CONTREVERITE- Enfin, Bruno Bidjang affirme: « Ce qu’il faut rappeler pour la petite histoire c’est que le Professeur Maurice Kamto  a rejoint l’équipe de Bakassi après son rôle joué  dans l’élection présidentielle de 1997 où il avait soutenu l’UNDP.» L’obnubilation révisionniste conduit malheureusement à des contrevérités déroutantes. Comme on l’a dit à plusieurs reprises, le dossier Bakassi est introduit en 1994 et la requête introductive d’instance est rédigée et signée notamment par le Professeur Maurice Kamto.
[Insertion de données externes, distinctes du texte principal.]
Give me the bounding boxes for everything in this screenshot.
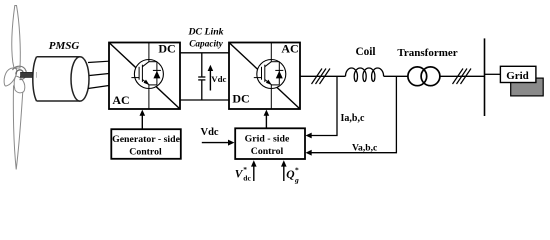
PMSG right end cap [71, 57, 89, 101]
svg-text:Q: Q [286, 169, 294, 181]
svg-text:DC: DC [158, 42, 175, 56]
svg-text:Vdc: Vdc [211, 74, 226, 84]
bus bar [484, 38, 486, 116]
svg-text:DC: DC [232, 92, 249, 106]
svg-text:Ia,b,c: Ia,b,c [341, 113, 365, 124]
current tap Ia,b,c wire [306, 76, 338, 138]
svg-text:Coil: Coil [355, 46, 375, 58]
coil L1 [346, 68, 384, 82]
grid shadow block [511, 78, 544, 96]
svg-text:AC: AC [112, 93, 129, 107]
wire 3-phase PMSG to converter [88, 61, 109, 88]
svg-text:Grid: Grid [506, 70, 529, 82]
hub swirl outer [13, 66, 27, 79]
wind turbine [4, 6, 26, 170]
svg-text:Grid - side: Grid - side [245, 134, 290, 145]
svg-text:Control: Control [251, 146, 284, 157]
left blade [4, 68, 17, 86]
IGBT switch symbol U1 [131, 43, 163, 110]
svg-text:dc: dc [243, 174, 251, 183]
PMSG generator cylinder [33, 57, 80, 101]
turbine shaft [21, 72, 37, 77]
grid-side converter U2 [229, 43, 300, 110]
Grid box [500, 66, 536, 82]
DC link top rail wire [180, 52, 229, 54]
grid-side control box [235, 128, 305, 159]
control arrow to U1 [140, 110, 146, 130]
svg-text:Control: Control [129, 147, 162, 158]
transformer T1 secondary [421, 67, 440, 86]
Vdc measurement arrow [208, 65, 214, 91]
IGBT switch symbol U2 [254, 43, 286, 110]
wire bus to grid [485, 73, 501, 75]
hub swirl inner [16, 70, 23, 77]
wire U2 output main AC line [300, 75, 346, 77]
svg-text:g: g [294, 176, 299, 185]
generator-side converter U1 [109, 43, 180, 110]
bottom blade [13, 84, 23, 170]
three-phase slash marks 2 [453, 69, 472, 85]
reference input Q*g arrow [281, 160, 287, 181]
svg-text:*: * [295, 166, 299, 175]
lower-right hub blade piece [14, 76, 25, 93]
svg-text:Vdc: Vdc [201, 127, 219, 138]
Vdc feedback input arrow [202, 140, 235, 146]
DC link bottom rail wire [180, 99, 229, 101]
control arrow to U2 [264, 110, 270, 129]
capacitor C1 [198, 53, 205, 100]
wire transformer to bus [440, 75, 485, 77]
top blade [12, 6, 21, 69]
svg-text:Va,b,c: Va,b,c [352, 143, 378, 154]
svg-text:Transformer: Transformer [397, 47, 457, 59]
svg-text:Capacity: Capacity [189, 39, 223, 49]
svg-text:DC Link: DC Link [187, 27, 223, 38]
transformer T1 primary [408, 67, 427, 86]
svg-text:Generator - side: Generator - side [112, 134, 180, 145]
three-phase slash marks 1 [312, 69, 331, 85]
svg-text:AC: AC [281, 42, 298, 56]
generator-side control box [111, 129, 181, 159]
svg-text:PMSG: PMSG [49, 40, 80, 52]
reference input V*dc arrow [251, 160, 257, 181]
voltage tap Va,b,c wire [306, 76, 397, 155]
wire coil to transformer [384, 75, 408, 77]
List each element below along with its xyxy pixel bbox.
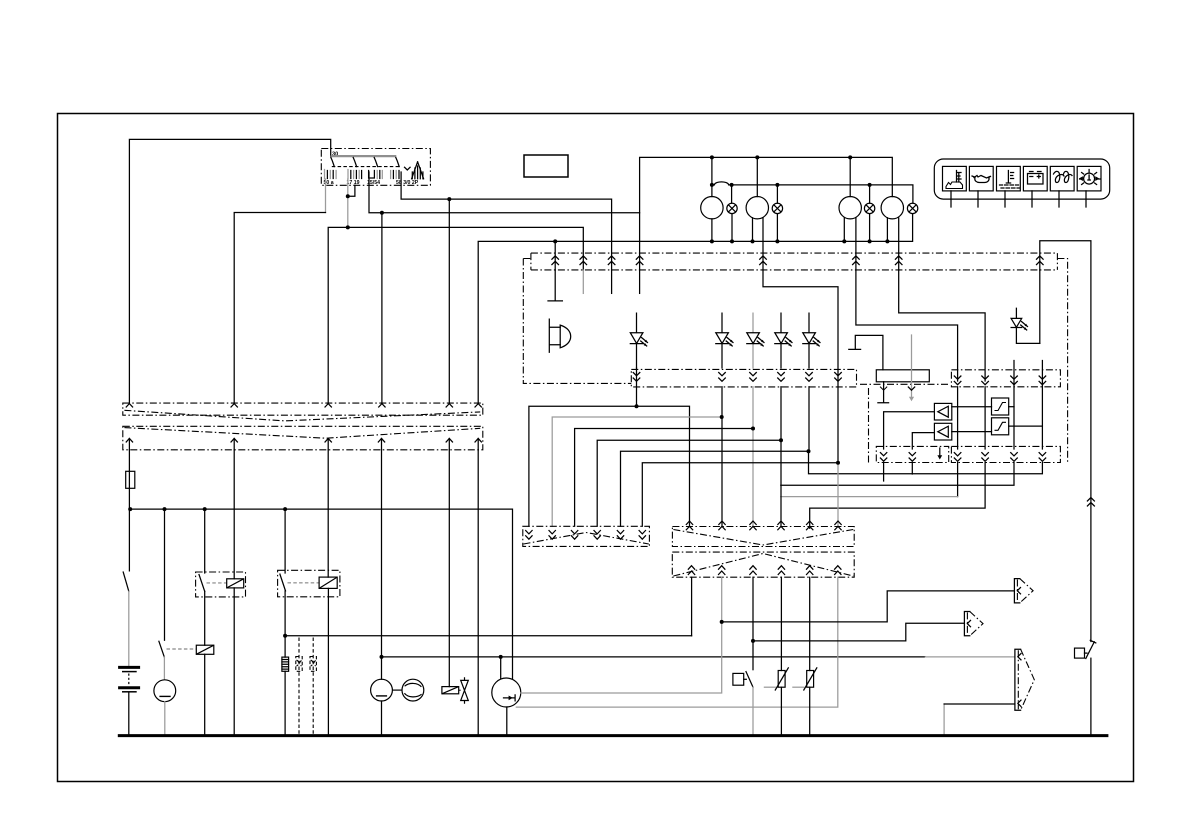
injector solenoid xyxy=(442,687,459,694)
upper half pin chevrons xyxy=(126,404,481,407)
wire: terminal 15/54 to connector pin 4 and run to headlamp rail xyxy=(369,172,382,403)
injection relay box xyxy=(278,570,340,597)
wire: lamp supply rail top xyxy=(640,157,893,270)
injection relay link (dashed grey) xyxy=(288,582,320,584)
wire: 17/19 jog to connector pin 3 and run to cluster pin 2 xyxy=(328,227,348,403)
fuel gauge pin to ground bar xyxy=(878,382,889,403)
wire: pin 6 (lamp 4 filament) to gauge board xyxy=(899,270,985,381)
starter relay link (dashed grey) xyxy=(207,582,227,584)
LED indicator 6 (right) xyxy=(1011,308,1040,343)
ignition key symbol xyxy=(405,162,424,179)
emergency switch xyxy=(1075,640,1096,735)
wire: connector pin 4 to fuel pump motor and ground xyxy=(381,450,383,736)
LED indicator row 2 xyxy=(716,313,733,368)
ignition switch bus bar 30 xyxy=(331,155,397,157)
staircase row 3 xyxy=(575,429,753,527)
wire: pin 3 to side-stand switch and branch to single connector 2 xyxy=(752,577,754,670)
staircase row 2 (grey branch) xyxy=(552,417,722,526)
wire: bus to starter contact xyxy=(164,509,166,640)
pilot lamp 1 xyxy=(727,203,737,213)
wire: big lamp 2 top xyxy=(756,157,758,196)
wire: buffer 2 to schmitt 2 xyxy=(952,431,992,433)
wire: contact to starter motor (grey) xyxy=(163,657,165,679)
air temperature sensor xyxy=(793,577,817,735)
spark plug lead 1 xyxy=(296,638,302,736)
wire: connector pin 6 to ground xyxy=(477,450,479,736)
wire: connector pin 3 through injection relay coil to ground xyxy=(327,450,329,736)
lower half pin arrows xyxy=(126,438,481,449)
wire: lamp bottoms to distribution line xyxy=(712,218,888,242)
wire: battery feed 30 from frame corner to ignition switch xyxy=(129,139,330,403)
staircase row 6 xyxy=(642,463,838,527)
ignition switch comb terminal 50a xyxy=(325,170,337,180)
wire: schmitt 2 output xyxy=(1009,425,1043,427)
master switch xyxy=(123,572,129,591)
engine connector upper half xyxy=(672,527,854,547)
wire: starter motor to ground (grey) xyxy=(164,702,166,736)
wire: gauge board outputs to lower runs xyxy=(957,463,959,497)
ignition coil xyxy=(282,657,289,736)
ground bus xyxy=(118,734,1109,737)
wire: buffer 1 input xyxy=(884,412,935,481)
headlamp bulb 1 xyxy=(701,197,723,219)
staircase row 5 xyxy=(621,387,810,527)
injector valve xyxy=(459,677,469,704)
fuel gauge unit box xyxy=(876,370,929,382)
starter contact link (dashed grey) xyxy=(167,648,197,650)
pilot lamp 3 xyxy=(864,203,874,213)
pilot lamp 2 xyxy=(772,203,782,213)
svg-text:17 19: 17 19 xyxy=(347,180,360,186)
staircase row 4 xyxy=(597,387,781,527)
buffer amplifier 1 xyxy=(934,403,951,420)
engine connector upper pin chevrons xyxy=(686,521,841,530)
wire: lamp 3 second filament to cluster pin xyxy=(855,218,857,270)
headlamp bulb 2 xyxy=(746,197,768,219)
wire: engine connector pin 2 upper xyxy=(721,577,723,622)
LED indicator row 5 xyxy=(803,313,820,368)
side-stand switch xyxy=(733,672,753,736)
wire: pin 7 jog to LED 6 feed xyxy=(1039,270,1041,343)
gauge board strip pin chevrons xyxy=(880,376,1045,461)
LED indicator row 4 xyxy=(775,313,792,368)
warning icon cell 2: oil pressure xyxy=(969,166,993,191)
cluster bottom connector strip xyxy=(631,369,856,387)
wire: distribution line to cluster pin 1 xyxy=(554,241,556,270)
wire: big lamp 1 top xyxy=(711,157,713,196)
diagnostic connector strip xyxy=(523,526,650,546)
cluster internal ground bar (gauge) xyxy=(849,335,883,369)
wire: big lamp 3 top xyxy=(849,157,851,196)
wire: engine connector pin 1 to HT junction xyxy=(691,577,693,636)
fuel pump motor xyxy=(371,679,393,701)
gauge board connector strips xyxy=(876,370,1060,463)
buzzer xyxy=(549,319,570,352)
wire: pin 5 (lamp 3 filament) to gauge board xyxy=(856,270,958,381)
starter solenoid coil xyxy=(196,645,214,654)
injection relay coil xyxy=(319,577,337,588)
ignition terminal labels xyxy=(324,180,419,186)
wire: pilot lamp rail with jumper hump xyxy=(712,185,913,203)
cluster internal ground bar pin 1 xyxy=(548,270,562,301)
ignition switch comb terminal 58 xyxy=(391,171,399,179)
wire marker chevrons on right-hand run xyxy=(1087,498,1094,507)
fuel pump assembly circle with diode xyxy=(492,657,521,736)
schmitt trigger 1 xyxy=(992,398,1009,415)
svg-text:58 3/0 2P: 58 3/0 2P xyxy=(396,180,419,186)
coolant temperature sensor xyxy=(764,577,788,735)
cluster internal stub pin 4 xyxy=(639,270,641,293)
starter relay contact xyxy=(199,575,205,592)
single connector 2 xyxy=(964,612,983,636)
starter relay box xyxy=(196,572,246,597)
pilot lamp 4 xyxy=(907,203,917,213)
wire: gauge board vertical feeds xyxy=(958,361,1043,450)
instrument warning-light module xyxy=(934,159,1109,199)
wire: feed to cluster pin 8 and long right-hand run xyxy=(1040,241,1091,642)
wire: lamp 2 second filament to cluster pin xyxy=(762,218,764,270)
wire: terminal 58 run to cluster pin 3 and connector pin 5 xyxy=(401,172,611,270)
wire: buffer 2 input xyxy=(912,433,934,474)
warning icon cell 1: fuel level xyxy=(943,166,967,191)
main supply bus xyxy=(130,509,512,679)
wire: terminal 50a down and jog left to connector pin 2 xyxy=(325,179,327,213)
main harness connector lower half xyxy=(123,426,483,450)
starter relay coil xyxy=(227,579,244,588)
cluster internal stub pin 2 xyxy=(582,270,584,293)
wire: pin 2 branch to single connector 1 xyxy=(722,591,1015,622)
spark plug lead 2 xyxy=(310,638,316,736)
wire: coil HT junction line xyxy=(285,635,691,637)
wire: bus to starter relay contact and solenoid coil to ground xyxy=(204,509,206,735)
fuel gauge sender arrow (grey) xyxy=(908,335,914,401)
wire: cluster pin to row 6 vertical xyxy=(763,270,838,463)
ignition switch mechanical link (dashed) xyxy=(332,166,399,168)
main harness connector upper half xyxy=(123,403,483,421)
starter contact xyxy=(159,641,164,657)
fuel pump impeller xyxy=(392,679,423,701)
wire: terminal 17/19 down (grey) with second pin hook xyxy=(347,179,349,227)
ignition switch comb terminal 17/19 xyxy=(348,170,362,180)
warning icon cell 3: coolant temperature xyxy=(997,166,1021,191)
unlabeled legend rectangle xyxy=(524,155,568,177)
border frame xyxy=(58,114,1134,782)
warning icon cell 5: glow coil xyxy=(1050,166,1074,191)
warning module stub wires xyxy=(951,191,1086,207)
wire: small lamp tops xyxy=(732,185,870,203)
ignition switch contact blades xyxy=(331,158,399,167)
warning icon cell 6: engine temperature xyxy=(1077,166,1101,191)
fuel pump supply line xyxy=(382,656,926,658)
wire: buffer 1 to schmitt 1 xyxy=(952,406,992,408)
ignition switch comb terminal 15/54 xyxy=(369,171,383,179)
headlamp bulb 4 xyxy=(881,197,903,219)
engine connector lower half xyxy=(672,552,854,577)
headlamp bulb 3 xyxy=(839,197,861,219)
single connector 1 xyxy=(1014,579,1033,603)
wire: pump feed (grey) from engine connector xyxy=(521,622,722,693)
diagnostic connector pin arrows xyxy=(526,531,646,540)
wire: bus to injection relay and down to ignition coil xyxy=(284,509,286,657)
cluster internal stub pin 3 xyxy=(611,270,613,293)
wire: lamp distribution line to connector pin 6 xyxy=(478,214,912,404)
schmitt trigger 2 xyxy=(992,418,1009,435)
wire: connector pin 2 through starter relay coil to ground xyxy=(233,450,235,736)
gauge board small arrow pin xyxy=(937,448,942,460)
starter motor xyxy=(154,680,176,702)
wire: low fuel sender line (grey) xyxy=(516,577,838,707)
LED indicator 1 xyxy=(630,313,647,368)
cluster bottom strip pin chevrons xyxy=(633,373,841,382)
ignition switch box xyxy=(321,149,430,186)
instrument cluster outline xyxy=(523,253,1067,463)
staircase row 1: cluster LED1 to diagnostic and connector B pin 1 xyxy=(529,368,690,527)
wire: connector pin 5 to injector xyxy=(448,450,450,687)
wire: switch to battery (grey) xyxy=(128,591,130,665)
LED indicator row 3 xyxy=(747,313,764,368)
fuse xyxy=(126,450,135,571)
warning icon cell 4: battery charge xyxy=(1023,166,1047,191)
wire: schmitt 1 output xyxy=(1009,406,1014,408)
injection relay contact xyxy=(280,574,286,591)
multi connector (tall) xyxy=(1015,649,1034,710)
cluster connector top strip pin chevrons xyxy=(552,256,1043,265)
battery xyxy=(118,667,140,735)
wire: ground to multi connector lower pin xyxy=(943,704,945,736)
wire: lamp 4 second filament to cluster pin xyxy=(898,218,900,270)
engine connector lower pin chevrons xyxy=(688,566,841,575)
buffer amplifier 2 xyxy=(934,423,951,440)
Comment peut-on dès lors affirmer qu’il n’a rejoint l’équipe de Bakassi trois années après l’introduction de la plainte ? Par ailleurs, le Professeur Maurice Kamto n’a soutenu aucun parti politique lors de la présidentielle de 1997. S’il a apporté publiquement son soutien au candidat de l’Union pour le changement lors de l’élection présidentielle de 1992, il n’était membre d’aucun parti politique.

Voici donc des faits, qu’une indispensable OPERATION LUCIDITE-VERITE ne peut que confirmer. Après 40 années de désastre managérial, le régime BIYA essaye désespérément de s’accrocher à la seule « réalisation » de son règne : la victoire du Cameroun dans un contentieux devant la Cour internationale de Justice, l’opposant au Nigéria, au sujet de la presqu’île de BAKASSI. Ce faisant, il tente malicieusement de réduire, de diluer, d’invisibiliser, la contribution intellectuelle majeure, du Professeur Maurice KAMTO, probablement le meilleur expert en droit international en Afrique et l’un des meilleurs au monde. Cette « anthropophagie » intellectuelle est inacceptable.